Schitterend verteld…Arta!

Dees · 11 september 2010 op 10:13

Whahahaha, heerlijk. Ik krijg enorm zin in een bingo-avond van de beschrijvingen alleen al en lig helemaal dubbel bij jouw bingo en het verhaal van zoonlief. Slagharen rules 😀

SIMBA · 11 september 2010 op 10:22

Jeetje wat een zelfopoffering :wave: :wave: :wave: als je dat doet in de vakantie 😀

Avalanche · 11 september 2010 op 12:24

Tenenkrommend vermaak van de bovenste plank. Duimbijtend goed omschreven. Jij hebt je duidelijk niet vermaakt tijdens dit gruwelijke avondje; ik wel. Met het lezen van dit stukje! 😆

Anti · 11 september 2010 op 13:08

Echt erg grappig. Mooi voor ons dat jij zulke gezellige uitstapjes maakt :hammer: .

WritersBlocq · 11 september 2010 op 13:51

Lekker hè, alle provinciën bij elkaar. En nog lekkerder hoe jij het beschrijft! Ik lag blauw. Herken me ook in dat pulkgedrag, vréselijk, maar niet te stoppen hè? Ik trakteer op een rondje Bossche Bollen, likken we onze vingers erbij af en schrijven een duo’tje. Deal?
Toedeloe en tot snel, Pauline.

pally · 11 september 2010 op 15:09

Ha, ha, Arta, ik zie je al helemaal zitten bij die bingo! Het ponypark is al erg genoeg, maar dan dat ook nog.
Heel geestig hoe je steeds het duim opvreten beschrijft. Echt leuk stuk, dat heeft die bingo dan wel weer opgebracht. 😀
Is je andere duim er ook nog aangegaan? Of zijn jullie daarvoor niet lang genoeg gebleven? Gevaarlijke sport toch: bingo! Je vreet je vingers er bij op 😆
groet van pally

Mien · 12 september 2010 op 01:10

Geweldige column Arta. Herinneringen komen boven.
Mocht ooit als kind van acht, namens mijn moeder die bingo had gelijktijdig met nog iemand uit de zaal, notabene in de finaleronde, een lotje uit een zakje trekken. De medebingonaar voelde in het zakje of het nummer twee cijfers had, en ik, ik trok nummertje zeven. Hij won, door het trekken van het hoogste cijfer, het gouden horloge en ik voor mijn mams, een pond biefstuk van de lokale slager, als troostprijs. Zal dat nooit meer vergeten.

Mien vette pech

lisa-marie · 12 september 2010 op 10:19

Yeah Bingo, echt wel topsport :hammer: 😆

Li · 12 september 2010 op 19:12

Vanmorgen tijdens het zappen, zag ik dat je een reisje naar Slagharen kunt winnen. Iets voor jou ? :hammer:
Geinige column met de stukgebeten duim als een letterlijke en figuurlijke rode draad 😉

Li

sylvia1 · 13 september 2010 op 06:52

Wat een grappig stuk! Maar inderdaad, jouw moederliefde reikt wel heel erg ver zeg, morgenavond nog een keer…

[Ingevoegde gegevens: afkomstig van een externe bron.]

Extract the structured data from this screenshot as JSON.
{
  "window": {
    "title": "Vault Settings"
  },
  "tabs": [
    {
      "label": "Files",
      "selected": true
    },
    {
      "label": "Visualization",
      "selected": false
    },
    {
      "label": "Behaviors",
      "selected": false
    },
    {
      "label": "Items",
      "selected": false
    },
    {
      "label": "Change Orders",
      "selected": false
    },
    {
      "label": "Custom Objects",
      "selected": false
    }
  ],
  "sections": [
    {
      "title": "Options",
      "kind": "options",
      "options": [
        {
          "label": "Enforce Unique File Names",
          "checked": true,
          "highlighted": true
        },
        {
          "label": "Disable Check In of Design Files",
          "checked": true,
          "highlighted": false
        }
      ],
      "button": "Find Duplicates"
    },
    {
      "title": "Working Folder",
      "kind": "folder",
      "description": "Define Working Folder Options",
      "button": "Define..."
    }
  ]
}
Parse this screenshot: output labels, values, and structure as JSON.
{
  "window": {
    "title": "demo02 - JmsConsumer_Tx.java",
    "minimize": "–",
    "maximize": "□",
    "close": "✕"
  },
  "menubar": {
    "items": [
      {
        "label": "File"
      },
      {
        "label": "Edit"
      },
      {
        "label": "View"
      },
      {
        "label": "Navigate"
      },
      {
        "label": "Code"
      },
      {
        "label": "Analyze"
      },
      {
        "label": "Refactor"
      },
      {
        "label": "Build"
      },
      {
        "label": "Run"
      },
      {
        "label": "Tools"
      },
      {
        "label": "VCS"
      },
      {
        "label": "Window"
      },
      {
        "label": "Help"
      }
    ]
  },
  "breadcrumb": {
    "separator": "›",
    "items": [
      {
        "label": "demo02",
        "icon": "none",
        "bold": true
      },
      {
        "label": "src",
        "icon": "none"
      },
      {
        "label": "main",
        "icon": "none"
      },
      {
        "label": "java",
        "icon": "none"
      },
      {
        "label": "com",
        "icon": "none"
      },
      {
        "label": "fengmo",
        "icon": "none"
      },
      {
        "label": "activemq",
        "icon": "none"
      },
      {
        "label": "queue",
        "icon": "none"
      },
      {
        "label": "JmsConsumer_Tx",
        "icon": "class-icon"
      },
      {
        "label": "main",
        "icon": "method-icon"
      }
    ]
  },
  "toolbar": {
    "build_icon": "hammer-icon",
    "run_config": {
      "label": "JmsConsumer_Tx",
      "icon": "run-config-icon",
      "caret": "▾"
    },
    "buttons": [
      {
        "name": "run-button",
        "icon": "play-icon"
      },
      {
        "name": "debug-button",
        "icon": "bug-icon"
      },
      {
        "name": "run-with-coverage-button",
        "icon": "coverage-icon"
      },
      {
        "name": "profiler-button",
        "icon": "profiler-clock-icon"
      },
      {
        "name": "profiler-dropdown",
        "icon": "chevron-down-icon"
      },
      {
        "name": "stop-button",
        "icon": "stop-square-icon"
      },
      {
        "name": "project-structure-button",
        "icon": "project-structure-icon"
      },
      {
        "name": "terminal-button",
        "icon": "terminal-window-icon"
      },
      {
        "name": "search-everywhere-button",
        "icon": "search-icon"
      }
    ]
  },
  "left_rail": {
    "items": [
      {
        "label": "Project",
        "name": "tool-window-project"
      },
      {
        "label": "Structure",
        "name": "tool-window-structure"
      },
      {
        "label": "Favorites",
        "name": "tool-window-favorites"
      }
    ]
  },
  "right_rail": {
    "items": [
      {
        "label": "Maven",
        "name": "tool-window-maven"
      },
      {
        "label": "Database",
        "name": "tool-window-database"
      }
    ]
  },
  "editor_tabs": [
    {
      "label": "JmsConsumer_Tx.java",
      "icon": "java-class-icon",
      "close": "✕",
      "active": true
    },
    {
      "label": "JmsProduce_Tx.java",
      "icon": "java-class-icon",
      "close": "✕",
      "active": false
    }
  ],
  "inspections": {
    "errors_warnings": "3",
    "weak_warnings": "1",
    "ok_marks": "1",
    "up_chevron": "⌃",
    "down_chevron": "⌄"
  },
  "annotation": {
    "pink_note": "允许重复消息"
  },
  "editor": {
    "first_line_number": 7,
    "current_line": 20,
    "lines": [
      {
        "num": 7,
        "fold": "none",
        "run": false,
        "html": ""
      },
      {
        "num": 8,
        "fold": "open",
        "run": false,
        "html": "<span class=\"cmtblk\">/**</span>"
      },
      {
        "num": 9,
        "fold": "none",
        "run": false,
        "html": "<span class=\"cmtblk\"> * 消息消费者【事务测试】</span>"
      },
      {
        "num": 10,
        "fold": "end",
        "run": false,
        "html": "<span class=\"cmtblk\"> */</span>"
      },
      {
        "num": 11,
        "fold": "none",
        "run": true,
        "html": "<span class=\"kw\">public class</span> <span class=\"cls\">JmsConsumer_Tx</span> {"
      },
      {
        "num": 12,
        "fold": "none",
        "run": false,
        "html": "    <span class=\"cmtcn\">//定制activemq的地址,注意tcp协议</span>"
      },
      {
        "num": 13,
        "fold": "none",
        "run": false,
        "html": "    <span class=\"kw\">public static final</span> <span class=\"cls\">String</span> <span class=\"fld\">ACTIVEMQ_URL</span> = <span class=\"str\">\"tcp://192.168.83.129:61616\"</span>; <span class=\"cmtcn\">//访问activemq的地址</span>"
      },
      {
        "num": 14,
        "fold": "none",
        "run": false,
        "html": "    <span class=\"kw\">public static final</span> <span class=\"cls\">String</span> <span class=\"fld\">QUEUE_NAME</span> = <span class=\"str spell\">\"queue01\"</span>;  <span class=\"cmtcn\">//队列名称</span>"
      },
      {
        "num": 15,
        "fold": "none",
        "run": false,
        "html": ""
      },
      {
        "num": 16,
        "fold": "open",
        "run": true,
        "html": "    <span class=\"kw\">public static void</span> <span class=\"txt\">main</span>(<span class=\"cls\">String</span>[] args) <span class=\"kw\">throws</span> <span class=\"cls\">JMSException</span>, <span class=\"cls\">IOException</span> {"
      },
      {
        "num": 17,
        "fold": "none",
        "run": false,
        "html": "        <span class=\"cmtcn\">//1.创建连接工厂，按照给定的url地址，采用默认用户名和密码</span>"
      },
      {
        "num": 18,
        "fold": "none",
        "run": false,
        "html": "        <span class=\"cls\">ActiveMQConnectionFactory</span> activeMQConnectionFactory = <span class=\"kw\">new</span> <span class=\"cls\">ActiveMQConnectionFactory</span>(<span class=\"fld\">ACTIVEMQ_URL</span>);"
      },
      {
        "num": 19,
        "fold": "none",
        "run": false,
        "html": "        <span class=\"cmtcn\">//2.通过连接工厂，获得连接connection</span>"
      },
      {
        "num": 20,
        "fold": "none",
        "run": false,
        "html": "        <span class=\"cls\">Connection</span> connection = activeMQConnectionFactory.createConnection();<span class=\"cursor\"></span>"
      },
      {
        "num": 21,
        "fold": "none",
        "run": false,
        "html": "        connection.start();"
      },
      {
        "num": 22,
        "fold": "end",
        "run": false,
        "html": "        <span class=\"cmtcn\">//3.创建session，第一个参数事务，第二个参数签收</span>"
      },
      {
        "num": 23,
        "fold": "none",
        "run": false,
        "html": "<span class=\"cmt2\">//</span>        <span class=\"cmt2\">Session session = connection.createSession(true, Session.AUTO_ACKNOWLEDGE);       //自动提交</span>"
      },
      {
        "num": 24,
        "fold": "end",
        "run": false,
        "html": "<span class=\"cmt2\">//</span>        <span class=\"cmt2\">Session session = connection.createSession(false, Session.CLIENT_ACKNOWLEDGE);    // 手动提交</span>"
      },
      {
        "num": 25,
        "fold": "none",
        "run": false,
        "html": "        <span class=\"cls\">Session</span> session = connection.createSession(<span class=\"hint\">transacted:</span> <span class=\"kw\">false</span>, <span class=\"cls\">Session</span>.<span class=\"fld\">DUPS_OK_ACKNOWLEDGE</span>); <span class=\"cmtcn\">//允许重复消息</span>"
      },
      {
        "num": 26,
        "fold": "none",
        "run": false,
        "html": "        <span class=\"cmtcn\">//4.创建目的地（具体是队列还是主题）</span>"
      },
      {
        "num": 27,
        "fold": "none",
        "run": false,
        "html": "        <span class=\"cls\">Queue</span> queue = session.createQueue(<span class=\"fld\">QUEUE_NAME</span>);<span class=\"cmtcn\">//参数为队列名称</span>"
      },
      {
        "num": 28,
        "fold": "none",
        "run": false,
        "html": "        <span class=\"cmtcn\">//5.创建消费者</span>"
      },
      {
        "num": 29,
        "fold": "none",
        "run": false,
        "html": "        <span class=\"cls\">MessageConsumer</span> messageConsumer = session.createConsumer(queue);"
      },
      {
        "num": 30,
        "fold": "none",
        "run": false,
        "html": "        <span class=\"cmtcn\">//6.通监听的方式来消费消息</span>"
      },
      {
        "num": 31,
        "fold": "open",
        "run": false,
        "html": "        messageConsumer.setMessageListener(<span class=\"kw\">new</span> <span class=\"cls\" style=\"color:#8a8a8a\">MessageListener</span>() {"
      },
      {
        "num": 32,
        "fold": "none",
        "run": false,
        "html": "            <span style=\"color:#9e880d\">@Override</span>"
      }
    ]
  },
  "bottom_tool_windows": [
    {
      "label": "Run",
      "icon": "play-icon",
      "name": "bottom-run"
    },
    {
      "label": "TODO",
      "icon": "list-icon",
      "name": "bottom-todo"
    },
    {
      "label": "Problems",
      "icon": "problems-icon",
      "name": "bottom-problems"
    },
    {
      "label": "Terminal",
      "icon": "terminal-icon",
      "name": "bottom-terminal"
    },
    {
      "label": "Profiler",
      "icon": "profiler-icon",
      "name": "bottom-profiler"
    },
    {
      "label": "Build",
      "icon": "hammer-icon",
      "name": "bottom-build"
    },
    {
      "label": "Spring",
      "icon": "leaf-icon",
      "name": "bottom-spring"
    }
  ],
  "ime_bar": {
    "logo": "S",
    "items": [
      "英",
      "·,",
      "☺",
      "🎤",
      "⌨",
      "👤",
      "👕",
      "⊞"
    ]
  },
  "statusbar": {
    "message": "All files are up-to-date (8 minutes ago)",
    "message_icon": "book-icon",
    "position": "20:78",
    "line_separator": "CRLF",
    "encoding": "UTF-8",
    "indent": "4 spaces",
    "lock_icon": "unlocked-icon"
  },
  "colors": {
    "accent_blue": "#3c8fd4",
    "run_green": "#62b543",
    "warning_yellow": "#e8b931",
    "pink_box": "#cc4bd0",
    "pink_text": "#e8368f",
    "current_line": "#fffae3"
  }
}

arta · 13 september 2010 op 10:01

Dank jullie wel voor de grappige reacties op mijn horrorverhaal 😀
Slagharen, ik kan het iedereen, die een beetje masochistisch ingesteld is, van harte aanbevelen! 😀

Fem · 14 september 2010 op 07:56

Als mama verdien je een vette pluim hoor!